El club enfrenta un problema de dos caras: varios jugadores del primer equipo bajo escrutinio para un traspaso no tienen intención de irse, mientras que otras operaciones siguen sin resolverse a pesar del contacto continuo en las últimas semanas. Entre los que tienen su futuro en discusión están Marc Casadó, Roony Bardghji, Jules Koundé, Marc-André ter Stegen y Ronald Araujo.
En el caso de Casadó, el Barcelona se mantiene fiel a la hoja de ruta establecida al inicio del verano, ni siquiera la lesión de Frenkie de Jong ha llevado a la jerarquía del club a replantearse la situación. La opinión interna es que vender al centrocampista generaría una tarifa significativa mientras alivia la profundidad de la plantilla en una posición con mucha competencia.
Casadó continúa entrenando bajo Hansi Flick mientras tanto, con varias ofertas sobre la mesa pero ninguna cerca de ser finalizada. Al Hilal ha estado presionando durante semanas para ficharlo, aunque el graduado de la academia quiere sopesar todas sus opciones cuidadosamente antes de tomar una decisión final.
La situación de Roony es similar, con su futuro a largo plazo también se espera que esté lejos del club, aunque sigue sin estar claro si alguna salida tomaría la forma de un préstamo o un traspaso permanente. El extremo sueco comenzó la pretemporada la semana pasada y continúa trabajando bajo Flick mientras se resuelve la situación.
La salida más avanzada es la de Ter Stegen. Un acuerdo entre Ajax y el portero ha estado en vigor durante semanas, aunque varios detalles burocráticos y contractuales entre el alemán y el Barcelona siguen sin resolverse. Esos cabos sueltos han retrasado un movimiento que, en principio, ya debería haberse finalizado. Con Joan Laporta y Deco - ambos en el Mundial - de vuelta, la intención es acelerar las conversaciones y cerrar el trato lo antes posible.

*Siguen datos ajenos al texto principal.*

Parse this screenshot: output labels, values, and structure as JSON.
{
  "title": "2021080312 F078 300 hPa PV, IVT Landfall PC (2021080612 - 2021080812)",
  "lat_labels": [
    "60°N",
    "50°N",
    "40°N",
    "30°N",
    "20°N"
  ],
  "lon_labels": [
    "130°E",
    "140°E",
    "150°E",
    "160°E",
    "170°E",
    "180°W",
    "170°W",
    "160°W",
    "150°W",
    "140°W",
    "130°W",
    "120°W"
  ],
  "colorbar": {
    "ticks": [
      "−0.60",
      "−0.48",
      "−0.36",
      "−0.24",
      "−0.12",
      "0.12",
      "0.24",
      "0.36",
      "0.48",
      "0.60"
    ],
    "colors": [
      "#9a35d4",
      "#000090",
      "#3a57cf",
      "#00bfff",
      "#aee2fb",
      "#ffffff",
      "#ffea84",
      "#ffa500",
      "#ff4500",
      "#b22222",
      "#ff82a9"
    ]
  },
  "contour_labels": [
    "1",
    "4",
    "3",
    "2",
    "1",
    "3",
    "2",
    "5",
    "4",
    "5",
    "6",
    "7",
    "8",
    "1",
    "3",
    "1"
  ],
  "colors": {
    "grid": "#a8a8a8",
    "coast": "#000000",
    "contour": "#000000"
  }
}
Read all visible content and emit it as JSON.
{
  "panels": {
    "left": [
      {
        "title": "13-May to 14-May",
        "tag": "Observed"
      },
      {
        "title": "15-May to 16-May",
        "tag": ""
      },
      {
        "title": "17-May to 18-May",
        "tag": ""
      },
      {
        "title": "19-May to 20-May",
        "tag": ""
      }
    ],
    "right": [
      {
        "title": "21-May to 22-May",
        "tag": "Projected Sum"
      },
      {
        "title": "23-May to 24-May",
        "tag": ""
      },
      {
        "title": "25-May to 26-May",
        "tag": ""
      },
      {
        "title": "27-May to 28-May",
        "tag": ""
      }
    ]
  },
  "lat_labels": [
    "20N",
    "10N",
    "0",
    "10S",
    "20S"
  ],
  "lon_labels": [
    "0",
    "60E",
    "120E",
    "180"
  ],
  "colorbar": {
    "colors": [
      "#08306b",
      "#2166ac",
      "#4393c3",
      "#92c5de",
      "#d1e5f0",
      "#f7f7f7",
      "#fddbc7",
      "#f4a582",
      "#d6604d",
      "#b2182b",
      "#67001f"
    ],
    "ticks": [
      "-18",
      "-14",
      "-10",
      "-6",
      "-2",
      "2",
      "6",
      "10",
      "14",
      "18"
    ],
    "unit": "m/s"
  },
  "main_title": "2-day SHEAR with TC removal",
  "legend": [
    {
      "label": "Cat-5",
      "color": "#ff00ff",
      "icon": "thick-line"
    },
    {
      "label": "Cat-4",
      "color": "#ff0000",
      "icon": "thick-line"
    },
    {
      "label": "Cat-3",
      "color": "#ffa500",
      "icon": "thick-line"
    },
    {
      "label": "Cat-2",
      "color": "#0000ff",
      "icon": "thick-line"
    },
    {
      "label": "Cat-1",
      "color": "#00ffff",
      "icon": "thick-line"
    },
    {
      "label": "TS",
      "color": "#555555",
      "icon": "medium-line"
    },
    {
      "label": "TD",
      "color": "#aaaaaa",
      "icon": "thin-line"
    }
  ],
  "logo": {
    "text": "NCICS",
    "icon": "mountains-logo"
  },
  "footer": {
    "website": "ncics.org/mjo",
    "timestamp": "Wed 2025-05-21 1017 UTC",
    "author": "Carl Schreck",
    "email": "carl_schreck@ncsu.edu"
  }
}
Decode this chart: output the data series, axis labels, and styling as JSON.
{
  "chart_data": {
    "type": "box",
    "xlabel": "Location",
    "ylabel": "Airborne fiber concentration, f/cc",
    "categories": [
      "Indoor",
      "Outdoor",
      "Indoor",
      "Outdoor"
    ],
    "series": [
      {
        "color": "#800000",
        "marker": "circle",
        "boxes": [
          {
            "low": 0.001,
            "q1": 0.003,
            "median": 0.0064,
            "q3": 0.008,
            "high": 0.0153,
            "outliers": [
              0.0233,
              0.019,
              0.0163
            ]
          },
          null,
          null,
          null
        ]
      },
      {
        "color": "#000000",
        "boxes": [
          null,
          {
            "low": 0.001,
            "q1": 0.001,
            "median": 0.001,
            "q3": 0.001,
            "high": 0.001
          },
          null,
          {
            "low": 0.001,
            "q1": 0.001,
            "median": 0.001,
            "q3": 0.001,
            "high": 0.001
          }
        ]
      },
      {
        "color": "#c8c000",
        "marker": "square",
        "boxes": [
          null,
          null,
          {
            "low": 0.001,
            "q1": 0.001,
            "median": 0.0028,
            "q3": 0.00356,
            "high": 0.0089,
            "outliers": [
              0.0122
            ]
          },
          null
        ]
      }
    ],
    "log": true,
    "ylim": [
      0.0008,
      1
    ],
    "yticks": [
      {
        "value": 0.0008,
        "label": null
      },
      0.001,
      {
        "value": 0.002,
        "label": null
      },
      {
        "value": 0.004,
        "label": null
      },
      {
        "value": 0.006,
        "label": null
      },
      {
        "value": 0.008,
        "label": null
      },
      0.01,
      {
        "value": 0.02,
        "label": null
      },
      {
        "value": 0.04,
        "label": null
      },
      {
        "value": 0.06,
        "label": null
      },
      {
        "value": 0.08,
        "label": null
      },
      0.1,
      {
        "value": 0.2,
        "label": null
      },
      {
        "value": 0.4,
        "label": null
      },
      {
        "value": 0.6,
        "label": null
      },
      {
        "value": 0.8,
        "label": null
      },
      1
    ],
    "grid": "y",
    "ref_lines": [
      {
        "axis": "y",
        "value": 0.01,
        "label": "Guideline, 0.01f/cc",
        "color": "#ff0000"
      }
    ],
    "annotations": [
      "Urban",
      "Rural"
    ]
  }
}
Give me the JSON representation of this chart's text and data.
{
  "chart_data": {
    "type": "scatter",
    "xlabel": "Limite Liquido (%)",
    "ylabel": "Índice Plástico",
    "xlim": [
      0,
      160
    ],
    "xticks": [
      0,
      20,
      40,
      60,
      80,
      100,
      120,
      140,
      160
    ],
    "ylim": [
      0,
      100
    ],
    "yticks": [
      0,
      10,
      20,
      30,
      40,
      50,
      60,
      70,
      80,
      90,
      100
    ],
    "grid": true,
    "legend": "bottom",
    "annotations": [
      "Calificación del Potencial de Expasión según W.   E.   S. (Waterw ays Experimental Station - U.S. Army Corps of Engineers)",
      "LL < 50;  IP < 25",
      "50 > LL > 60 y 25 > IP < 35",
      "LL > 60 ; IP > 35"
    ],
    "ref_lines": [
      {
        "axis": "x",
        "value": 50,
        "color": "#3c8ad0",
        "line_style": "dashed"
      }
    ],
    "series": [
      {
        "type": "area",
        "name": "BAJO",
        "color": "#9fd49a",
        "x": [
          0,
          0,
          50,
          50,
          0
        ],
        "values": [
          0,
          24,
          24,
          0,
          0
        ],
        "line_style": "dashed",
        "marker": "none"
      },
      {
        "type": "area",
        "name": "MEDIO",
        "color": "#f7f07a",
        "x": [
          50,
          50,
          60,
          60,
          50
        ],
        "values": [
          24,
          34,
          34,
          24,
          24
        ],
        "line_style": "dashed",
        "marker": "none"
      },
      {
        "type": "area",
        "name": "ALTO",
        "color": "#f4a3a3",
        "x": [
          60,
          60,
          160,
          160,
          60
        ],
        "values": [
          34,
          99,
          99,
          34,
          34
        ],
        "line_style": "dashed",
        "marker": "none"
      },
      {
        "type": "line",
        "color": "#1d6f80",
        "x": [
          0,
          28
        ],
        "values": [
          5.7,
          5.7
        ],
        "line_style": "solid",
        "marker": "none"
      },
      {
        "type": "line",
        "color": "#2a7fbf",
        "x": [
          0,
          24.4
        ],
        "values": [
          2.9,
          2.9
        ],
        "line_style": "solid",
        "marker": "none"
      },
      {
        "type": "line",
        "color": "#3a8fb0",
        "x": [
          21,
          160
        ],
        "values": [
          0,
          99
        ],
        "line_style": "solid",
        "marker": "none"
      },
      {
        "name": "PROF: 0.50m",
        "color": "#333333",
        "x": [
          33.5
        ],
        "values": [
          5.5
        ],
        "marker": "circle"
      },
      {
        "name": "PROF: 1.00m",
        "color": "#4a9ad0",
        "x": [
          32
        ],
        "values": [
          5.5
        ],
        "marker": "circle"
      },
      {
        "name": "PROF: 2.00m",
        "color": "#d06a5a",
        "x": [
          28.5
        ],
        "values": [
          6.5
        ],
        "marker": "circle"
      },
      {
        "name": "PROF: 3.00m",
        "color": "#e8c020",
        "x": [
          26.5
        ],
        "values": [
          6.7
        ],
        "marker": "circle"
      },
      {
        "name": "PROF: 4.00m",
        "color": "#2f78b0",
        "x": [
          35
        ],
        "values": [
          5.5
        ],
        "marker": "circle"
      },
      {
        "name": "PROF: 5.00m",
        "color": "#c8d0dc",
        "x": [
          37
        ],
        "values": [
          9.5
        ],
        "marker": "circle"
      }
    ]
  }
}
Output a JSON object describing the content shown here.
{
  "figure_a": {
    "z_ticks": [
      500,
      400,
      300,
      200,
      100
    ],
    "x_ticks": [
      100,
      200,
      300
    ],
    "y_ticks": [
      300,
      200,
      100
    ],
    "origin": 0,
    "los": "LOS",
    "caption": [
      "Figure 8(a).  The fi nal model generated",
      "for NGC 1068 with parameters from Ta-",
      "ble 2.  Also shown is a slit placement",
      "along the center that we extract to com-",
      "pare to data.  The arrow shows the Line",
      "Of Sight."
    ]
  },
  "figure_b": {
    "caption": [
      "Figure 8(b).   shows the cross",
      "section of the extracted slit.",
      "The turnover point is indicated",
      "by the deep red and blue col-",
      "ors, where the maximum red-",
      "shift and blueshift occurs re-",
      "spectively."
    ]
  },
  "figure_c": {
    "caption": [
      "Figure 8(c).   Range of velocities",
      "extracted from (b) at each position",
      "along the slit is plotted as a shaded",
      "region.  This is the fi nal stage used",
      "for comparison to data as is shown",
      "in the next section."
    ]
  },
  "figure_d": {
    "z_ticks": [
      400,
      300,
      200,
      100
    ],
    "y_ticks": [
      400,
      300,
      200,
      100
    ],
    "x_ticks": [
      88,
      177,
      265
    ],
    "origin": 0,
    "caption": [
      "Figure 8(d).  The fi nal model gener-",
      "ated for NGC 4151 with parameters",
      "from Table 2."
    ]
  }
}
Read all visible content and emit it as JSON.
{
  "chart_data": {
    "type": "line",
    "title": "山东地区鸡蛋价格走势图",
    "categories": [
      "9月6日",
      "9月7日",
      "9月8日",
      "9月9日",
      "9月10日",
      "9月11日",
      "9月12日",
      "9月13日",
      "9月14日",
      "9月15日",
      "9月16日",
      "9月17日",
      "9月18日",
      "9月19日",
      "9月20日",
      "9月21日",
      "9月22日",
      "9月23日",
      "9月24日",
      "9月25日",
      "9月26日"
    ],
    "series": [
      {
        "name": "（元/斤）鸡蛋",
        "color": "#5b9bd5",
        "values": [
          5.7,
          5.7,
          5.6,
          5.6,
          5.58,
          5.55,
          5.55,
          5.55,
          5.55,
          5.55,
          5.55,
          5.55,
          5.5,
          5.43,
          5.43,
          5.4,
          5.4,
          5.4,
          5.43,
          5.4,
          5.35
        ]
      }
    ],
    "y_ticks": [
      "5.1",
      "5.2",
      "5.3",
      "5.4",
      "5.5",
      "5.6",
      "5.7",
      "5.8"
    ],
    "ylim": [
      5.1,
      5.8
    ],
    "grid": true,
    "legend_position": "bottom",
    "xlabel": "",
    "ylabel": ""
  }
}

Koundé y Araujo presentan una imagen muy diferente a los otros tres casos. A pesar de estar bajo el escrutinio del mercado de fichajes, ninguno de los defensores tiene intención de dejar el Barcelona este verano. Koundé dejó clara su posición el sábado pasado tras la eliminación de Francia en el Mundial, diciendo que su prioridad era disfrutar de un breve descanso antes de regresar al entrenamiento de pretemporada en la mejor condición posible.
Araujo, mientras tanto, regresó a los entrenamientos el lunes, aunque actualmente está trabajando junto al grupo en lugar de estar completamente integrado, debido a los problemas físicos que le impidieron jugar minutos en el Mundial. El uruguayo tiene un objetivo claro para la próxima temporada: recuperar su puesto de titular y reafirmarse como uno de los líderes de la defensa del Barcelona.